Each photograph is a reflection on the subject of desire, longing and belonging, expressed through a set of hand-gestures that express indication, declamation, amazement, or wonder. Reminiscent of ancient oratory and rhetoric hand-gesture systems, these photographs depict hope in the coming blessing and acceptance in response to the message. Like in the ancient frescoes in the catacombs in Rome, the photographs reference funerary art and its depcition of prayers and witnesses to hope. The series highlight the raised hand in the loquendi sign, the sign of speech that bears the full weight of the message, but it also reflects on the tension of acceptance. Raised fingers indicate the provenance of the message, yet here they are contained by the invisible. Palma’s achievement in this series is to bring together messages pertaining to salvation and to revelation equally. By focusing on hand-gestures alone, the artist cuts the actual epiphany scenes and some of its constitutive symbols (the most important being the presence of the curtains, which make symbolic references to revelation, especially due to their close connection to pagan mysteries and the depictions of theophania). Instead, Palma focuses on the isolated gestures to capture their symbolic value: signs of reflection as the hands hold close, signs of reserve as the palms face outwards, signs of consensus as the back of the hands are held close to the chest, signs of trusting welcome as the hands face outwards at chest level.

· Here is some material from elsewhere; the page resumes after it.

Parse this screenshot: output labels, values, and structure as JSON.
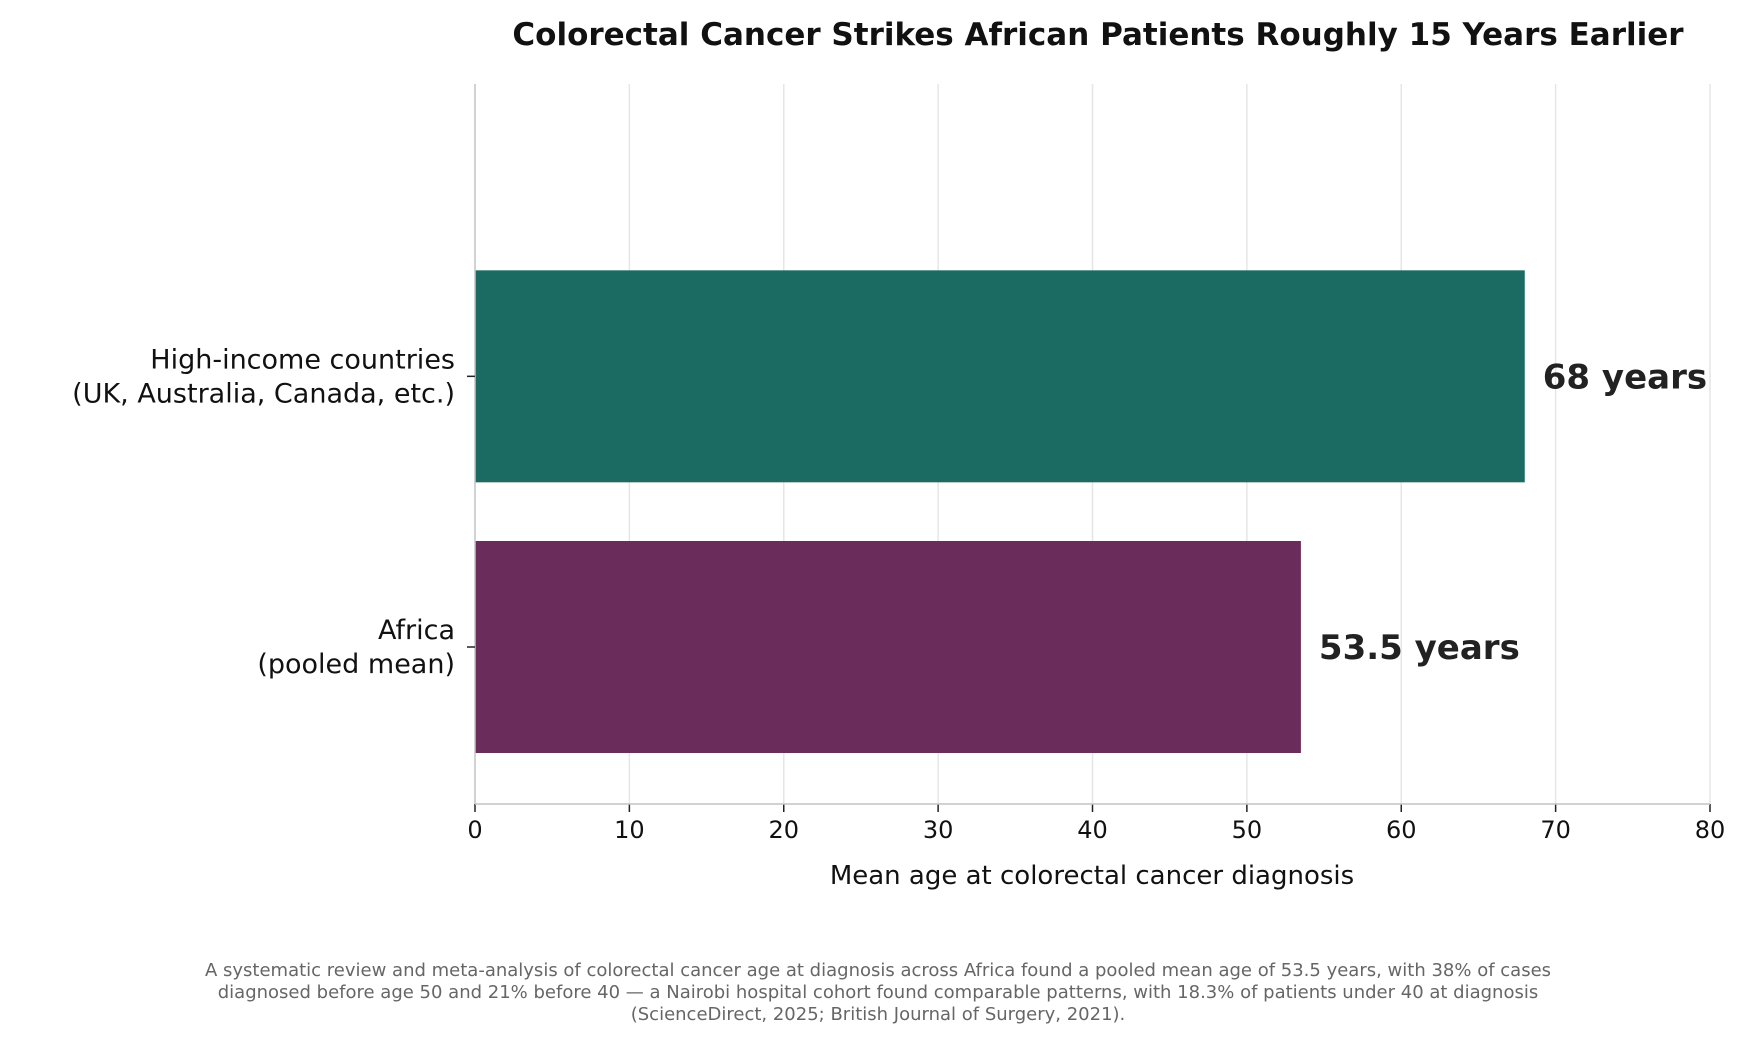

The hand is not only a symbol, though; in Palma’s photograhs, it is an emotional tool and an organ of performance serving as eyes for the (emotionally and unfaithful) blind. Hands are a means to communicate the mute conversation – in doing so, they are a symbol of salutation and assignment, for it is dominant in the realm of action. Like in the Renaissance paintings, one can observe in these photographs the predominance of a “right-handed” world, which is representative of the proliferation of technology in advanced societies but also representative of the magical powers of the right side in good-evil dichotomies. Palma’s emotional tools reveal the primacy of sensory experience in front of the invocation; they bare no surface sensation with tangible objects, but are instead eloquent for the indispensable movement-towards and the “spiritual” touch sensations. The hands are not at rest, which would make the images uncertain or lend to their disappearance. Instead, they point precisely to the uncertainty of presence and the disappearance of the body as a whole, as a symbol of cultural behaviors and beliefs, and the abstraction of concepts. The scars of visibility imprinted on the hands in Palma’s photographs outline emotional movements, emotional stigmata and the emotional peculiarities of gestures. Symbolic of human sentiment, the hand blesses and salutes, they gently lay in symbols of benediction, to cure the emotional charge that resides within the body.
The absent body enters a dialogue of gestures with the present body, as the space simply contains a drama or an experience of total intimacy and reservation. What absence suggests serves as a means to enter in a world of make-believe, full of intimate fantasies riddled with ghosts that relate to yearning and fear, but also to amazement and surprise. Luis González Palma has conceived this project similarly to the other projects he has developed over the years, guided by the hope that images could contain and somehow express the invisible, since the invisible is both a constituive concept and the essential experience that sustains all our visual and spiritual adventures.
Text by Sabin Bors, November 9, 2014.